Jonathan Horowitz, a human rights researcher with the Open Society Institute made this comment:

“Holding people in what appears to be incommunicado detention runs against the grain of the administration’s commitment to greater transparency, accountability, and respect for the dignity of Afghans,”

The ‘black site’ is separate from the larger Bagram prison, which now holds 700 detainees (watch that number grow in the upcoming months and years!). The Bagram prison has a reputation among Afghans as a symbol of US abuse. They are building a new prison at Bagram to house the detainees, which is costing the US taxpayers $60 million. We’re not going to leave that country any time soon. Not all the prisoners are Afghans either – some were brought there from other countries.

The secret sites and the mistaken detention of non-Taliban for months and years will continue…… which, I predict, will increase the number of Taliban. That’s human nature.

Digging a little deeper, I found this comment about secret prisons in an article talking about kidnapping (rendition):


Obama preserves renditions as counter-terrorism tool

One provision in one of Obama's orders appears to preserve the CIA's ability to detain and interrogate terrorism suspects as long as they are not held long-term. The little-noticed provision states that the instructions to close the CIA's secret prison sites "do not refer to facilities used only to hold people on a short-term, transitory basis."

How very hideous of them. The secret prisons will continue, as long as they are not ‘long-term’ and no one will know where these kidnapped people are held. If they die there, I am assuming the body will just be dumped somewhere.

This past August, human rights groups ask the UN to investigate the case of a disappeared Spanish citizen.
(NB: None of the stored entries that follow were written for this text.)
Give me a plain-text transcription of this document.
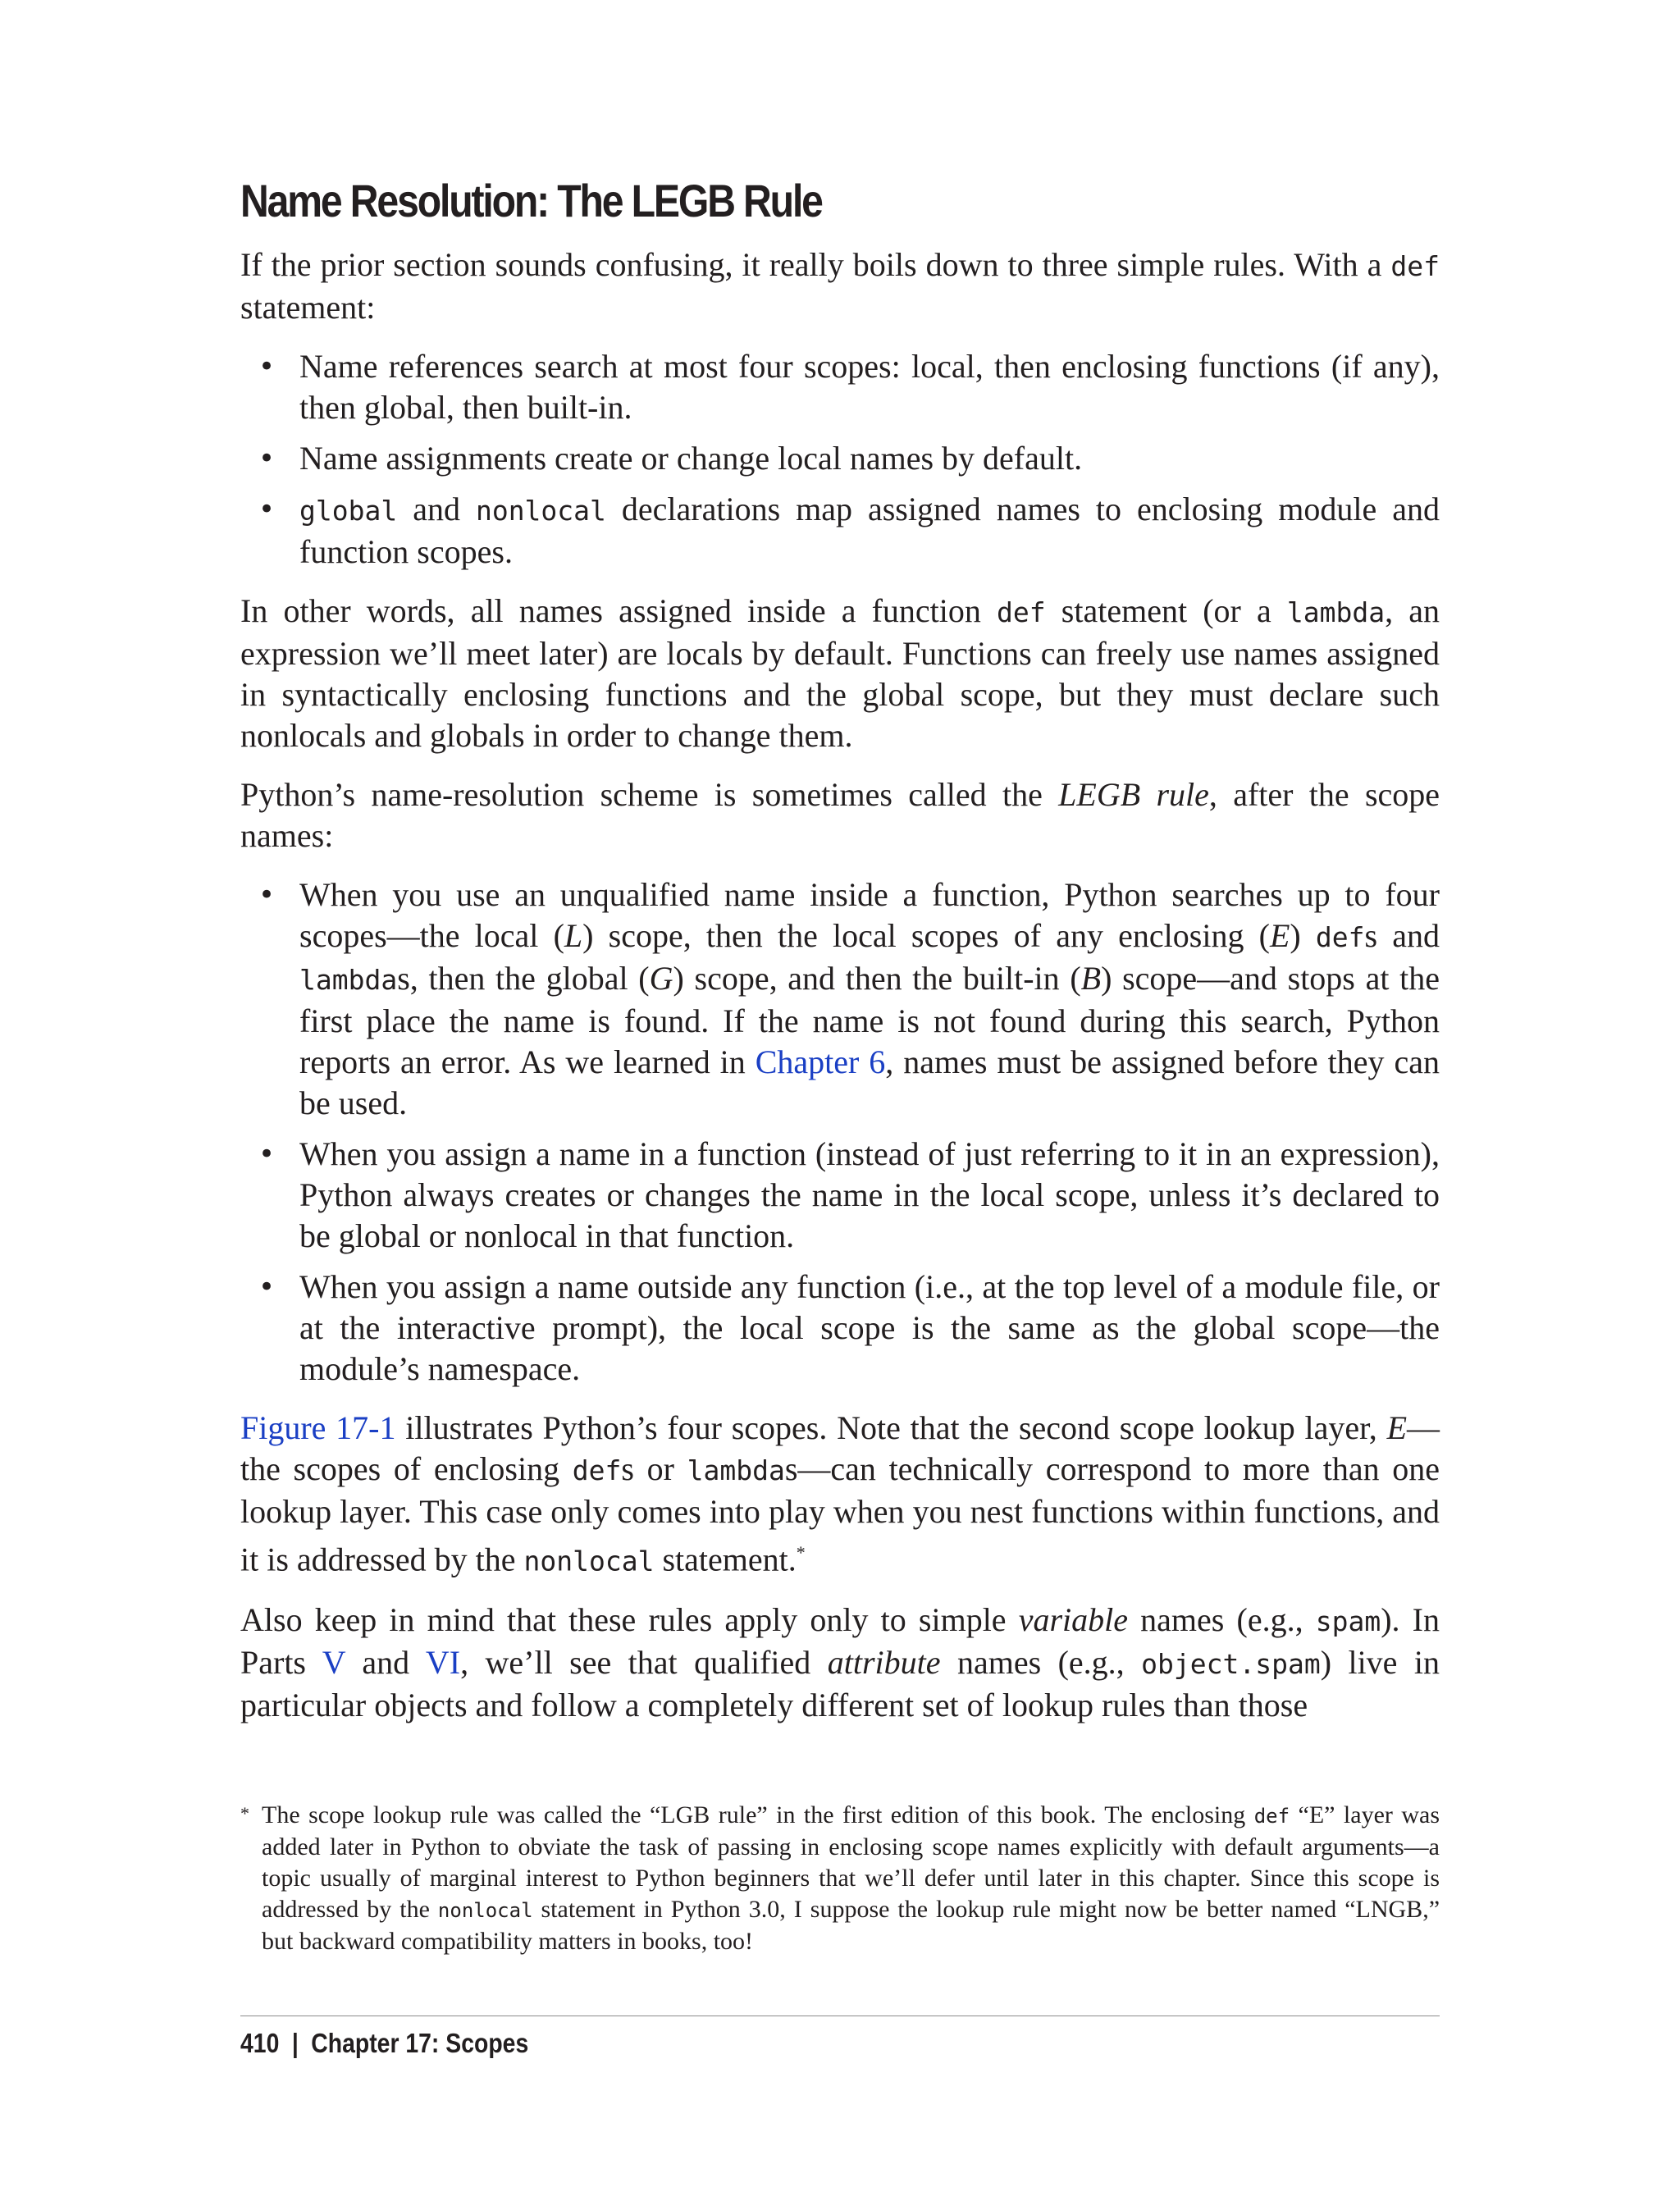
Name Resolution: The LEGB Rule

If the prior section sounds confusing, it really boils down to three simple rules. With a def statement:

• Name references search at most four scopes: local, then enclosing functions (if any), then global, then built-in.
• Name assignments create or change local names by default.
• global and nonlocal declarations map assigned names to enclosing module and function scopes.

In other words, all names assigned inside a function def statement (or a lambda, an expression we’ll meet later) are locals by default. Functions can freely use names assigned in syntactically enclosing functions and the global scope, but they must declare such nonlocals and globals in order to change them.

Python’s name-resolution scheme is sometimes called the LEGB rule, after the scope names:

• When you use an unqualified name inside a function, Python searches up to four scopes—the local (L) scope, then the local scopes of any enclosing (E) defs and lambdas, then the global (G) scope, and then the built-in (B) scope—and stops at the first place the name is found. If the name is not found during this search, Python reports an error. As we learned in Chapter 6, names must be assigned before they can be used.
• When you assign a name in a function (instead of just referring to it in an expression), Python always creates or changes the name in the local scope, unless it’s declared to be global or nonlocal in that function.
• When you assign a name outside any function (i.e., at the top level of a module file, or at the interactive prompt), the local scope is the same as the global scope—the module’s namespace.

Figure 17-1 illustrates Python’s four scopes. Note that the second scope lookup layer, E—the scopes of enclosing defs or lambdas—can technically correspond to more than one lookup layer. This case only comes into play when you nest functions within functions, and it is addressed by the nonlocal statement.*

Also keep in mind that these rules apply only to simple variable names (e.g., spam). In Parts V and VI, we’ll see that qualified attribute names (e.g., object.spam) live in particular objects and follow a completely different set of lookup rules than those

* The scope lookup rule was called the “LGB rule” in the first edition of this book. The enclosing def “E” layer was added later in Python to obviate the task of passing in enclosing scope names explicitly with default arguments—a topic usually of marginal interest to Python beginners that we’ll defer until later in this chapter. Since this scope is addressed by the nonlocal statement in Python 3.0, I suppose the lookup rule might now be better named “LNGB,” but backward compatibility matters in books, too!
410 | Chapter 17: Scopes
The ACLU filed the request. They had gone to the UN because the US would not answer any of their requests for information. He was forcibly disappeared four years ago, and has not been heard from since. He is either dead or in a secret prison to this day.

Human Rights Groups Ask U.N. To Investigate Case Of Disappeared Spanish Citizen

In June 2009, responding to a request from a Spanish judge for information on Nassar's whereabouts, the FBI stated it was not holding him in the United States but failed to address whether Nassar was being held in U.S. custody elsewhere. Asserting that the information is classified, the U.S. government has also refused to answer direct requests for information about Nassar's whereabouts made by his wife, Spanish citizen Helena Moreno Cruz.

So, what happened to this man? Is he still in a secret site, even though the secret sites are supposed to be short-term under the Obama administration? Or is he dead, with his body disappeared? I suspect this prisoner is a violent criminal, but if our country is to stand for the rule of law, then it has to apply to everyone, even criminals. Injustice to one is injustice to all.

Yesterday I covered RENDITION CONTINUES, and tomorrow I will cover TORTURE CONTINUES.